If you’re still reading, you’re like me — the kind of political junkie who will watch tomorrow night’s SOTU out of pure multiple-car-pile-up voyeurism.
Like the Grammys.
Not that there’s anything wrong with that.
Senior Obama political advisor Dan Pfeiffer says the theme of the speech will be jobs: “How we make paychecks go farther right now; how we create more good-paying jobs right now; and how do we give people the skills they need to get those high-paying jobs.”
Well, ain’t that sweet.
Correctly if I’m wrong, but as I recall, Pfeiffer’s boss came into office in the middle of the great economic meltdown of 2009, when America was shedding 800,000 jobs a month. Back then, people like Nobel Prize-winning economist Paul Krugman (and, ahem, moi) suggested that the government ought to step in with a WPA-style jobs program that would have directly employed millions of Americans to rebuild the country’s crumbling infrastructure and build things like national high-speed rail. Rather than bail out Main Street, however, the White House chose to bail out their buddies on Wall Street. As a result, millions of people lost their homes, millions more lost their jobs, and workforce participation has plummeted, putting a serious crimp on the mini recovery that appears to have begun late last year.
In short, better late than never. Or maybe it’s the same exact thing, since whatever chance there was of cooperation with Congress evaporated with the results of the 2014 midterms.
Faced with low expectations of progress, Obama’s speechwriters faced a choice between aiming high – setting the bar for what Democrats favor and will be fighting for in 2016 – and low, asking for legislation so modest in scope yet popular that Republicans would look bad for refusing. Instead, they opted for a third choice: proposals so ridiculously unambitious that Republicans can ignore them because no one will care whether they pass or not.
For example, Obama will ask Congress – though probably not loudly – to require employers to provide workers with seven paid sick days a year. Given the fact that the United States and Papua New Guinea are the only two countries in the world that don’t guarantee paid sick days – that’s right, Afghanistan, Iraq and North Korea do — you’d think that this would be the sort of thing that even pro-business Republicans could get behind, and they could if the winds were in their faces rather than at their backs.

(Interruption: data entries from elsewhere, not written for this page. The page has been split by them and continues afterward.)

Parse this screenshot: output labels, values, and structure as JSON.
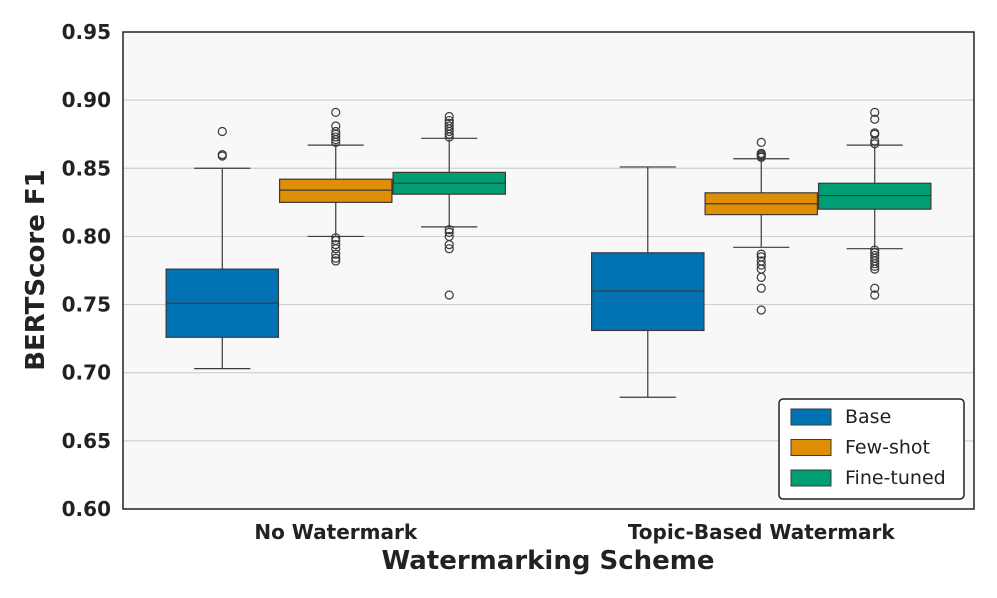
{
  "chart_data": {
    "type": "box",
    "title": "",
    "xlabel": "Watermarking Scheme",
    "ylabel": "BERTScore F1",
    "ylim": [
      0.6,
      0.95
    ],
    "yticks": [
      "0.60",
      "0.65",
      "0.70",
      "0.75",
      "0.80",
      "0.85",
      "0.90",
      "0.95"
    ],
    "grid": "horizontal",
    "legend_position": "bottom-right",
    "categories": [
      "No Watermark",
      "Topic-Based Watermark"
    ],
    "series": [
      {
        "name": "Base",
        "color": "#0173b2",
        "boxes": [
          {
            "whislo": 0.703,
            "q1": 0.726,
            "med": 0.751,
            "q3": 0.776,
            "whishi": 0.85,
            "fliers": [
              0.859,
              0.86,
              0.877
            ]
          },
          {
            "whislo": 0.682,
            "q1": 0.731,
            "med": 0.76,
            "q3": 0.788,
            "whishi": 0.851,
            "fliers": []
          }
        ]
      },
      {
        "name": "Few-shot",
        "color": "#de8f05",
        "boxes": [
          {
            "whislo": 0.8,
            "q1": 0.825,
            "med": 0.834,
            "q3": 0.842,
            "whishi": 0.867,
            "fliers": [
              0.782,
              0.784,
              0.787,
              0.791,
              0.794,
              0.797,
              0.799,
              0.869,
              0.871,
              0.873,
              0.875,
              0.877,
              0.881,
              0.891
            ]
          },
          {
            "whislo": 0.792,
            "q1": 0.816,
            "med": 0.824,
            "q3": 0.832,
            "whishi": 0.857,
            "fliers": [
              0.746,
              0.762,
              0.77,
              0.776,
              0.779,
              0.782,
              0.785,
              0.787,
              0.858,
              0.859,
              0.86,
              0.861,
              0.869
            ]
          }
        ]
      },
      {
        "name": "Fine-tuned",
        "color": "#029e73",
        "boxes": [
          {
            "whislo": 0.807,
            "q1": 0.831,
            "med": 0.839,
            "q3": 0.847,
            "whishi": 0.872,
            "fliers": [
              0.757,
              0.791,
              0.794,
              0.8,
              0.803,
              0.805,
              0.873,
              0.875,
              0.877,
              0.879,
              0.881,
              0.883,
              0.885,
              0.888
            ]
          },
          {
            "whislo": 0.791,
            "q1": 0.82,
            "med": 0.83,
            "q3": 0.839,
            "whishi": 0.867,
            "fliers": [
              0.757,
              0.762,
              0.776,
              0.778,
              0.78,
              0.782,
              0.784,
              0.786,
              0.788,
              0.79,
              0.868,
              0.87,
              0.875,
              0.876,
              0.886,
              0.891
            ]
          }
        ]
      }
    ]
  }
}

The same thing is true about his so-called plan – I say so-called because if it was really a plan, it should have been announced years ago – to provide free community college tuition to students who attended at least half-time and kept their grades up. Sure would’ve been a good idea if he’d been willing to spend some political capital on it to make it happen.

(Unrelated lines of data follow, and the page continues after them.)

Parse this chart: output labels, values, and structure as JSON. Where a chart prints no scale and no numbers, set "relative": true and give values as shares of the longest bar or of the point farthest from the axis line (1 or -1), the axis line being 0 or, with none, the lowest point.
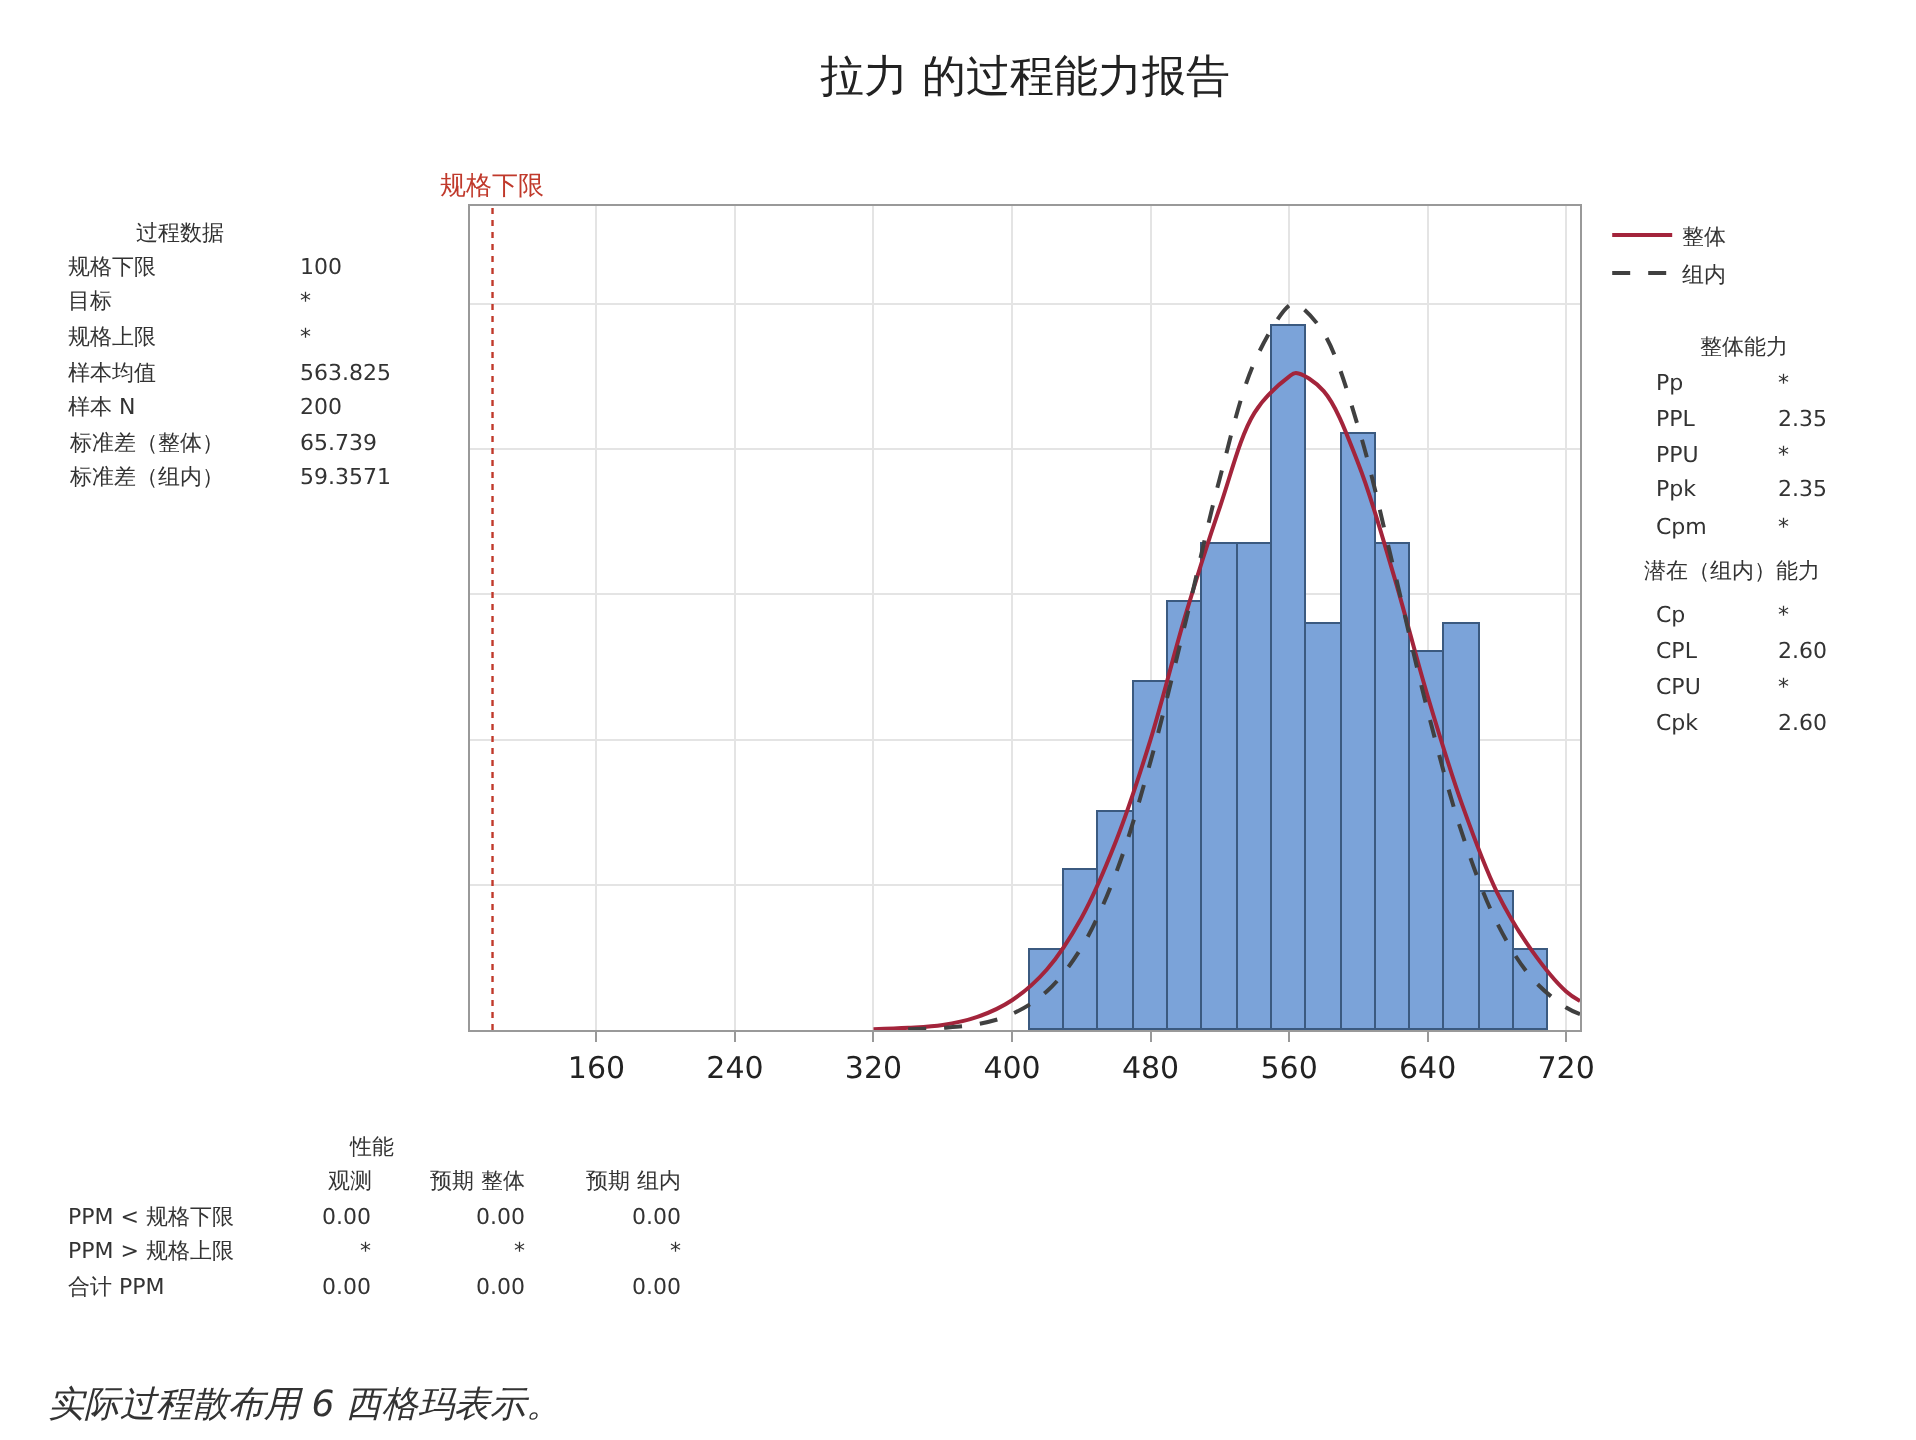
{
  "chart_data": {
    "type": "histogram",
    "title": "拉力 的过程能力报告",
    "relative": true,
    "bins": [
      410,
      430,
      450,
      470,
      490,
      510,
      530,
      550,
      570,
      590,
      610,
      630,
      650,
      670,
      690,
      710
    ],
    "values": [
      0.11,
      0.22,
      0.3,
      0.48,
      0.59,
      0.67,
      0.67,
      0.97,
      0.56,
      0.82,
      0.67,
      0.52,
      0.56,
      0.19,
      0.11
    ],
    "color": "#7ba3d9",
    "xlim": [
      87,
      728
    ],
    "xticks": [
      160,
      240,
      320,
      400,
      480,
      560,
      640,
      720
    ],
    "grid": true,
    "legend": "top right",
    "series": [
      {
        "type": "line",
        "name": "整体",
        "color": "#a3243b",
        "line_style": "solid",
        "x": [
          320,
          340,
          360,
          380,
          400,
          420,
          440,
          460,
          480,
          500,
          520,
          540,
          560,
          564,
          580,
          600,
          620,
          640,
          660,
          680,
          700,
          720,
          728
        ],
        "values": [
          0.001,
          0.003,
          0.007,
          0.018,
          0.041,
          0.083,
          0.154,
          0.26,
          0.4,
          0.57,
          0.72,
          0.85,
          0.9,
          0.905,
          0.88,
          0.78,
          0.63,
          0.46,
          0.31,
          0.19,
          0.11,
          0.053,
          0.04
        ]
      },
      {
        "type": "line",
        "name": "组内",
        "color": "#404040",
        "line_style": "dashed",
        "x": [
          340,
          360,
          380,
          400,
          420,
          440,
          460,
          480,
          500,
          520,
          540,
          560,
          564,
          580,
          600,
          620,
          640,
          660,
          680,
          700,
          720,
          728
        ],
        "values": [
          0.001,
          0.003,
          0.008,
          0.022,
          0.053,
          0.113,
          0.216,
          0.37,
          0.56,
          0.76,
          0.92,
          0.998,
          1.0,
          0.96,
          0.83,
          0.64,
          0.44,
          0.27,
          0.148,
          0.072,
          0.031,
          0.022
        ]
      }
    ],
    "ref_lines": [
      {
        "axis": "x",
        "value": 100,
        "label": "规格下限",
        "color": "#c0392b",
        "line_style": "dotted"
      }
    ],
    "annotations": [
      "过程数据",
      "规格下限\t100\n目标\t*\n规格上限\t*\n样本均值\t563.825\n样本 N\t200\n标准差（整体）\t65.739\n标准差（组内）\t59.3571",
      "整体能力",
      "Pp\t*\nPPL\t2.35\nPPU\t*\nPpk\t2.35\nCpm\t*",
      "潜在（组内）能力",
      "Cp\t*\nCPL\t2.60\nCPU\t*\nCpk\t2.60",
      "性能",
      "\t观测\t预期 整体\t预期 组内\nPPM < 规格下限\t0.00\t0.00\t0.00\nPPM > 规格上限\t*\t*\t*\n合计 PPM\t0.00\t0.00\t0.00",
      "实际过程散布用 6 西格玛表示。"
    ]
  }
}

This is what has been so frustrating about this president. Time was the one thing he didn’t have to waste, yet he has been casually golfing his way through both his terms as the income and wealth gaps continue to widen. Imagine what he could have accomplished had he acted immediately upon taking office in 2009, when he enjoyed control of both houses of Congress, sky-high opinion polls, and the adoration of the media.
Now it’s way past way too late. At this point, it’s annoying to watch him pretend to try to wake up.